Она кивнула, совершенно не вникая в его слова, лишь уловив движение воздуха, когда Томкин прошел мимо нее и вышел на лестницу, переступив через тело Тристана.

Женевьева так и застыла на месте, не в силах отвести взгляда от неподвижного тела Ланкастерского Рыцаря. Она говорила себе, что это было справедливым возмездием, но чувствовала на своих руках его кровь, и на душе у нее было очень тяжело.

Дрожь с такой силой сотрясала ее тело, что она больше была не в состоянии держаться на ногах. Женевьева опустилась прямо на пол и внезапно почувствовала приступ безумного смеха. Одновременно ей захотелось плакать, и она плакала и смеялась, обхватив голову руками и чувствуя в висках пульсирующую боль, возникшую совершенно неожиданно.

Если она закроет глаза, то все исчезнет: и ланкастерцы, и лежащее перед ней огромное тело мужчины, убитого ею, и эта тупая боль.

Но когда девушка открыла глаза, все оставалось, как прежде. Он все еще лежал на полу, безжизненный, огромный, его глаза были закрыты, она могла лишь видеть темные, густые волосы, слипшиеся от крови.

Вдруг ей показалось, что она видит, как он смотрит на нее укоризненным и гневным взглядом, суля исполнение своего проклятья, снова и снова проклиная ее.

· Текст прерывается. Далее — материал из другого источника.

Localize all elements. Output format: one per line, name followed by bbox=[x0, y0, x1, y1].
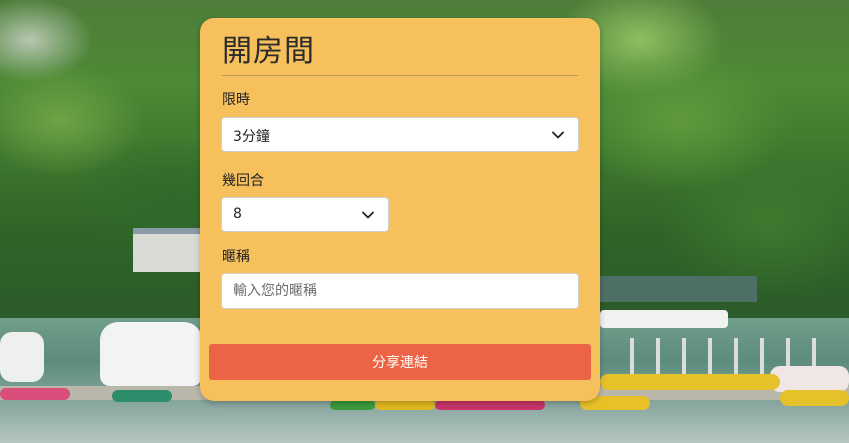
rounds-label: 幾回合 bbox=[222, 173, 264, 189]
time-limit-select[interactable]: 3分鐘 bbox=[221, 117, 579, 152]
swan-paddle-boat bbox=[0, 332, 44, 382]
swan-paddle-boat bbox=[100, 322, 202, 386]
lakeside-building bbox=[133, 228, 203, 272]
share-link-button[interactable]: 分享連結 bbox=[209, 344, 591, 380]
white-boat bbox=[600, 310, 728, 328]
kayak bbox=[330, 400, 375, 410]
dialog-title: 開房間 bbox=[222, 34, 315, 69]
time-limit-label: 限時 bbox=[222, 92, 250, 108]
time-limit-selected-value: 3分鐘 bbox=[233, 129, 270, 145]
title-divider bbox=[222, 75, 578, 76]
chevron-down-icon bbox=[362, 211, 374, 219]
kayak bbox=[0, 388, 70, 400]
room-setup-screen: 開房間 限時 3分鐘 幾回合 8 暱稱 分享連結 bbox=[0, 0, 849, 443]
paddle-boat bbox=[770, 366, 849, 392]
kayak bbox=[600, 374, 780, 390]
kayak bbox=[112, 390, 172, 402]
nickname-input[interactable] bbox=[221, 273, 579, 309]
chevron-down-icon bbox=[552, 131, 564, 139]
nickname-label: 暱稱 bbox=[222, 249, 250, 265]
kayak bbox=[780, 390, 849, 406]
create-room-dialog: 開房間 限時 3分鐘 幾回合 8 暱稱 分享連結 bbox=[200, 18, 600, 401]
kayak bbox=[435, 400, 545, 410]
kayak bbox=[375, 400, 435, 410]
rounds-selected-value: 8 bbox=[233, 206, 242, 222]
rounds-select[interactable]: 8 bbox=[221, 197, 389, 232]
boathouse-roof bbox=[600, 276, 757, 302]
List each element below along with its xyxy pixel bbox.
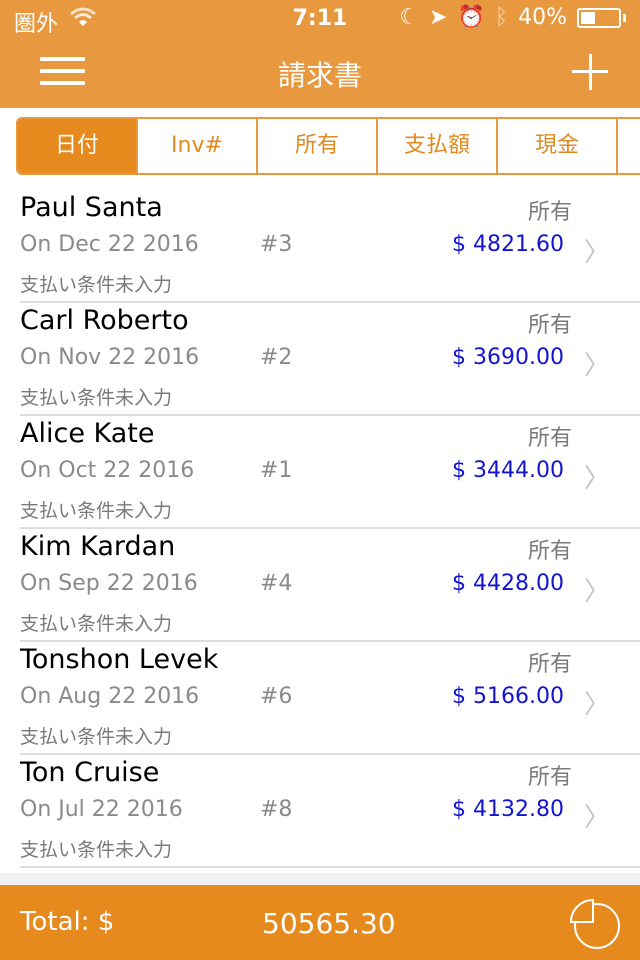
- invoice-date: On Aug 22 2016: [20, 684, 200, 709]
- invoice-date: On Jul 22 2016: [20, 797, 183, 822]
- invoice-amount: $ 4132.80: [452, 797, 564, 822]
- invoice-list: Paul Santa 所有 On Dec 22 2016 #3 $ 4821.60 〉支払…: [0, 190, 640, 868]
- tab-0[interactable]: 日付: [18, 119, 138, 173]
- payment-terms: 支払い条件未入力: [20, 613, 173, 635]
- client-name: Ton Cruise: [20, 757, 160, 788]
- invoice-row[interactable]: Paul Santa 所有 On Dec 22 2016 #3 $ 4821.60 〉支払…: [0, 190, 640, 303]
- pie-chart-icon[interactable]: [568, 897, 622, 951]
- invoice-date: On Sep 22 2016: [20, 571, 198, 596]
- location-icon: ➤: [429, 5, 448, 30]
- payment-terms: 支払い条件未入力: [20, 387, 173, 409]
- invoice-status: 所有: [527, 200, 572, 225]
- plus-icon[interactable]: [572, 54, 608, 90]
- payment-terms: 支払い条件未入力: [20, 726, 173, 748]
- tab-4[interactable]: 現金: [498, 119, 618, 173]
- invoice-status: 所有: [527, 765, 572, 790]
- client-name: Alice Kate: [20, 418, 155, 449]
- invoice-date: On Dec 22 2016: [20, 232, 199, 257]
- invoice-row[interactable]: Carl Roberto 所有 On Nov 22 2016 #2 $ 3690.00 〉…: [0, 303, 640, 416]
- payment-terms: 支払い条件未入力: [20, 839, 173, 861]
- totals-footer: Total: $ 50565.30: [0, 885, 640, 960]
- chevron-right-icon[interactable]: 〉: [584, 571, 610, 608]
- invoice-number: #1: [260, 458, 293, 483]
- invoice-row[interactable]: Tonshon Levek 所有 On Aug 22 2016 #6 $ 5166.00…: [0, 642, 640, 755]
- invoice-number: #4: [260, 571, 293, 596]
- invoice-number: #3: [260, 232, 293, 257]
- status-bar: 圏外 7:11 ☾ ➤ ⏰ ᛒ 40%: [0, 0, 640, 40]
- invoice-amount: $ 5166.00: [452, 684, 564, 709]
- payment-terms: 支払い条件未入力: [20, 500, 173, 522]
- tab-2[interactable]: 所有: [258, 119, 378, 173]
- invoice-number: #8: [260, 797, 293, 822]
- chevron-right-icon[interactable]: 〉: [584, 458, 610, 495]
- invoice-row[interactable]: Alice Kate 所有 On Oct 22 2016 #1 $ 3444.00 〉支払…: [0, 416, 640, 529]
- chevron-right-icon[interactable]: 〉: [584, 232, 610, 269]
- invoice-number: #2: [260, 345, 293, 370]
- sort-tabs: 日付 Inv# 所有 支払額 現金: [16, 117, 640, 175]
- bluetooth-icon: ᛒ: [494, 5, 509, 30]
- invoice-amount: $ 3690.00: [452, 345, 564, 370]
- client-name: Carl Roberto: [20, 305, 189, 336]
- page-title: 請求書: [277, 59, 362, 92]
- total-value: 50565.30: [262, 907, 396, 940]
- moon-icon: ☾: [399, 5, 420, 30]
- row-divider: [20, 866, 640, 868]
- invoice-number: #6: [260, 684, 293, 709]
- chevron-right-icon[interactable]: 〉: [584, 684, 610, 721]
- invoice-status: 所有: [527, 313, 572, 338]
- tab-1[interactable]: Inv#: [138, 119, 258, 173]
- client-name: Tonshon Levek: [20, 644, 219, 675]
- alarm-icon: ⏰: [457, 5, 485, 30]
- invoice-status: 所有: [527, 426, 572, 451]
- battery-icon: [577, 7, 621, 28]
- battery-tip: [623, 13, 626, 22]
- tab-3[interactable]: 支払額: [378, 119, 498, 173]
- total-label: Total: $: [20, 907, 115, 937]
- invoice-date: On Oct 22 2016: [20, 458, 195, 483]
- client-name: Paul Santa: [20, 192, 163, 223]
- invoice-date: On Nov 22 2016: [20, 345, 200, 370]
- client-name: Kim Kardan: [20, 531, 176, 562]
- chevron-right-icon[interactable]: 〉: [584, 345, 610, 382]
- invoice-row[interactable]: Kim Kardan 所有 On Sep 22 2016 #4 $ 4428.00 〉支払…: [0, 529, 640, 642]
- invoice-status: 所有: [527, 652, 572, 677]
- invoice-row[interactable]: Ton Cruise 所有 On Jul 22 2016 #8 $ 4132.80 〉支払…: [0, 755, 640, 868]
- battery-percent: 40%: [518, 5, 567, 30]
- invoice-status: 所有: [527, 539, 572, 564]
- nav-bar: 請求書: [0, 40, 640, 108]
- payment-terms: 支払い条件未入力: [20, 274, 173, 296]
- invoice-amount: $ 4821.60: [452, 232, 564, 257]
- invoice-amount: $ 3444.00: [452, 458, 564, 483]
- chevron-right-icon[interactable]: 〉: [584, 797, 610, 834]
- invoice-amount: $ 4428.00: [452, 571, 564, 596]
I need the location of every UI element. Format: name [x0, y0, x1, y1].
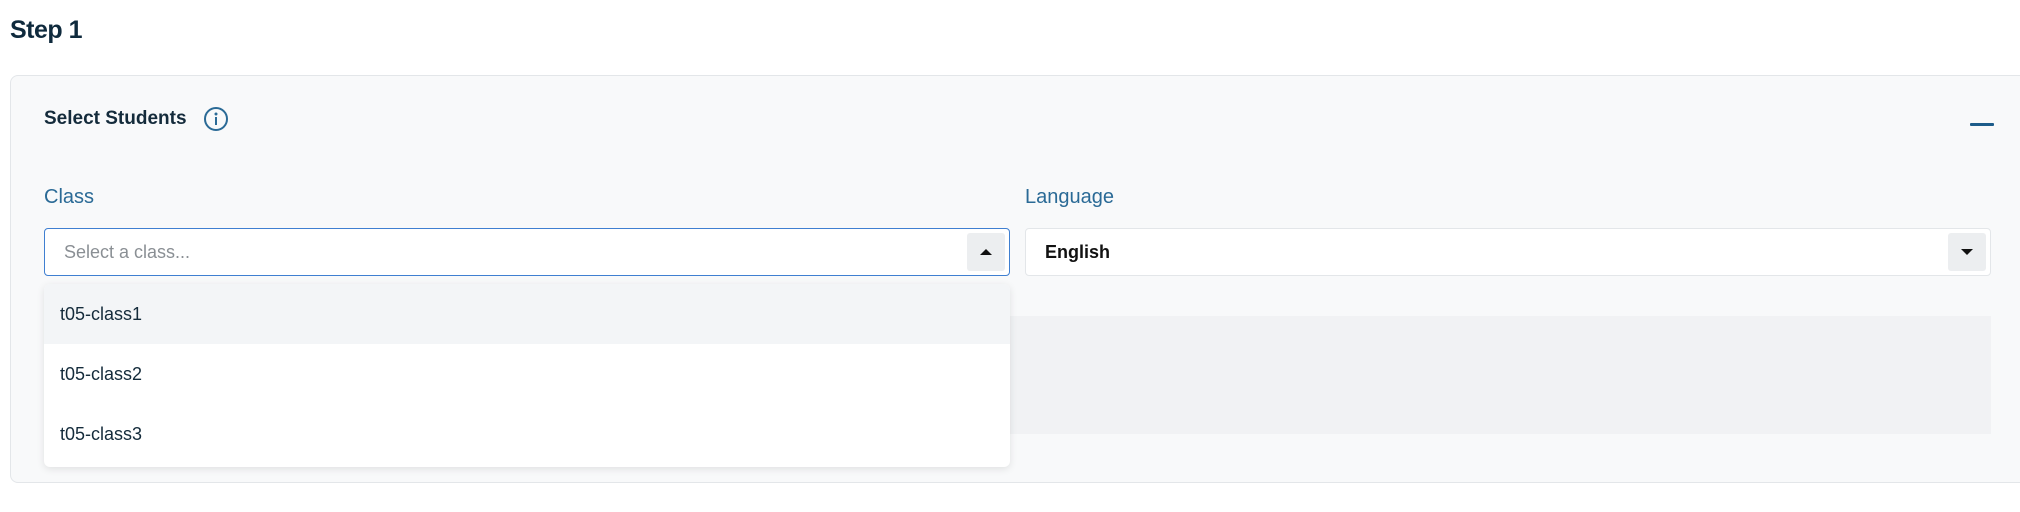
- class-select[interactable]: Select a class...: [44, 228, 1010, 276]
- class-label: Class: [44, 186, 95, 208]
- select-students-card: Select Students Class Language Select a …: [10, 75, 2020, 483]
- collapse-button[interactable]: [1967, 114, 1997, 134]
- language-select[interactable]: English: [1025, 228, 1991, 276]
- class-select-toggle[interactable]: [967, 233, 1005, 271]
- language-label: Language: [1025, 186, 1114, 208]
- class-option[interactable]: t05-class3: [44, 404, 1010, 464]
- info-icon[interactable]: [203, 106, 229, 132]
- caret-up-icon: [980, 249, 992, 255]
- page: Step 1 Select Students Class Language Se…: [0, 0, 2020, 512]
- class-option[interactable]: t05-class1: [44, 284, 1010, 344]
- class-dropdown-menu: t05-class1 t05-class2 t05-class3: [44, 284, 1010, 467]
- language-select-toggle[interactable]: [1948, 233, 1986, 271]
- minus-icon: [1970, 122, 1994, 126]
- content-placeholder-area: [1010, 316, 1991, 434]
- step-title: Step 1: [10, 16, 83, 44]
- caret-down-icon: [1961, 249, 1973, 255]
- class-select-placeholder: Select a class...: [64, 241, 191, 262]
- card-title: Select Students: [44, 108, 187, 129]
- language-select-value: English: [1045, 241, 1111, 262]
- class-option[interactable]: t05-class2: [44, 344, 1010, 404]
- card-header: Select Students: [44, 106, 229, 132]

Она с еще большей силой сдавила голову руками. Наконец до ее ушей донесся шум из нижнего зала. Ее тело сотрясалось от рыданий, она билась в истерике. Внизу творилось что-то невообразимое. Все происходило совсем не так, как они планировали, и не было возможности что-то исправить. Там, внизу люди сражались и умирали…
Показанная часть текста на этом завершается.